Loss of GET pathway orthologs in Arabidopsis thaliana causes root hair growth defects and affects SNARE abundance
Authors: Xing S, Mehlhorn DG, Wallmeroth N, Asseck LY, Kar R, Voss A, Denninger P, Schmidt VA, Schwarzländer M, Stierhof YD, Grossmann G, Grefen C
CellNetworks People: Grossmann Guido
Journal: Proc Natl Acad Sci U S A. 2017 Jan 17. pii: 201619525. doi: 10.1073/pnas.1619525114

Soluble N-ethylmaleimide-sensitive factor attachment protein receptor (SNARE) proteins are key players in cellular trafficking and coordinate vital cellular processes, such as cytokinesis, pathogen defense, and ion transport regulation. With few exceptions, SNAREs are tail-anchored (TA) proteins, bearing a C-terminal hydrophobic domain that is essential for their membrane integration. Recently, the Guided Entry of Tail-anchored proteins (GET) pathway was described in mammalian and yeast cells that serve as a blueprint of TA protein insertion [Schuldiner M, et al. (2008) Cell 134(4):634-645; Stefanovic S, Hegde RS (2007) Cell 128(6):1147-1159]. This pathway consists of six proteins, with the cytosolic ATPase GET3 chaperoning the newly synthesized TA protein posttranslationally from the ribosome to the endoplasmic reticulum (ER) membrane. Structural and biochemical insights confirmed the potential of pathway components to facilitate membrane insertion, but the physiological significance in multicellular organisms remains to be resolved.

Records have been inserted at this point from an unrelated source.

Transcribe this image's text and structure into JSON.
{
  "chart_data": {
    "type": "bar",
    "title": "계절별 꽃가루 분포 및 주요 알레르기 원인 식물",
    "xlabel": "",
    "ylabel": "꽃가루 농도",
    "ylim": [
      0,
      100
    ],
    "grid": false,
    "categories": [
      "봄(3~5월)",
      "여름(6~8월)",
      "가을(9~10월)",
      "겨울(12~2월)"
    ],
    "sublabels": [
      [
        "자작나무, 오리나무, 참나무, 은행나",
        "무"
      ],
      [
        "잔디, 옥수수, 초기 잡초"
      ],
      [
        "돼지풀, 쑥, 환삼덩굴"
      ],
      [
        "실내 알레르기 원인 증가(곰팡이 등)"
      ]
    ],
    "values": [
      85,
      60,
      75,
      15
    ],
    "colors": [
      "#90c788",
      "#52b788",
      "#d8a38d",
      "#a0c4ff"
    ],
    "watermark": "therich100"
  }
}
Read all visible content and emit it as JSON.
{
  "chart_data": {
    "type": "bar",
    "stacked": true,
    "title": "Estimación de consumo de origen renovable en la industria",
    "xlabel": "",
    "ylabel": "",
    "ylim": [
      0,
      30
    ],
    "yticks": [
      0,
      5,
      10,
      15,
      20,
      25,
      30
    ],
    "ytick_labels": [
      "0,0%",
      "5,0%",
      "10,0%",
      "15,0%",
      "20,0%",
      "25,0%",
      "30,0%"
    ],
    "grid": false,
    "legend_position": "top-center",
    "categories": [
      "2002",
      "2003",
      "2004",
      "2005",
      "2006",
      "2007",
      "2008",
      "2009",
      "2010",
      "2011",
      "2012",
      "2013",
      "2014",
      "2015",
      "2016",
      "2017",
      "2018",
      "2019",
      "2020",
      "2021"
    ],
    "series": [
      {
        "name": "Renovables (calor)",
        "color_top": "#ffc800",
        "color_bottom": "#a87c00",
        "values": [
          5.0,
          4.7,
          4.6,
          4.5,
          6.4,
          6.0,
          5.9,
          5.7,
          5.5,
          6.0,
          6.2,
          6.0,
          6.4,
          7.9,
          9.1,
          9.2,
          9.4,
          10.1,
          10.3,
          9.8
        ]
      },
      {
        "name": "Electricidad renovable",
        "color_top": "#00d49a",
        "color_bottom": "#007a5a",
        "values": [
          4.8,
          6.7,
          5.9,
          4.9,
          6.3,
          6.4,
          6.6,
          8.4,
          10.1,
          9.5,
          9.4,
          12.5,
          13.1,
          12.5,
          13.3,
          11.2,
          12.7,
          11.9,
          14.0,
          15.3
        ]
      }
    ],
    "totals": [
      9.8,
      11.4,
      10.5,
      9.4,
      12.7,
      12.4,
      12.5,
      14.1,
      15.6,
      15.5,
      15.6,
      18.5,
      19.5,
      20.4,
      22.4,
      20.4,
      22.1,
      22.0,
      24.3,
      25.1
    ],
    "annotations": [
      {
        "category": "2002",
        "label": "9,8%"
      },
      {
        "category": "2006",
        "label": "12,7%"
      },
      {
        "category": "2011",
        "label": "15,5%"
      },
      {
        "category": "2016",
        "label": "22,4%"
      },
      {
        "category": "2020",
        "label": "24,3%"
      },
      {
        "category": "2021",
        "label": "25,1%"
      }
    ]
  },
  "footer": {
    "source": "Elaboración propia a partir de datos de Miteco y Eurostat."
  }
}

Our phylogenetic analysis of 37 GET3 orthologs from 18 different species revealed the presence of two different GET3 clades. We identified and analyzed GET pathway components in Arabidopsis thaliana and found reduced root hair elongation in Atget lines, possibly as a result of reduced SNARE biogenesis. Overexpression of AtGET3a in a receptor knockout (KO) results in severe growth defects, suggesting presence of alternative insertion pathways while highlighting an intricate involvement for the GET pathway in cellular homeostasis of plants.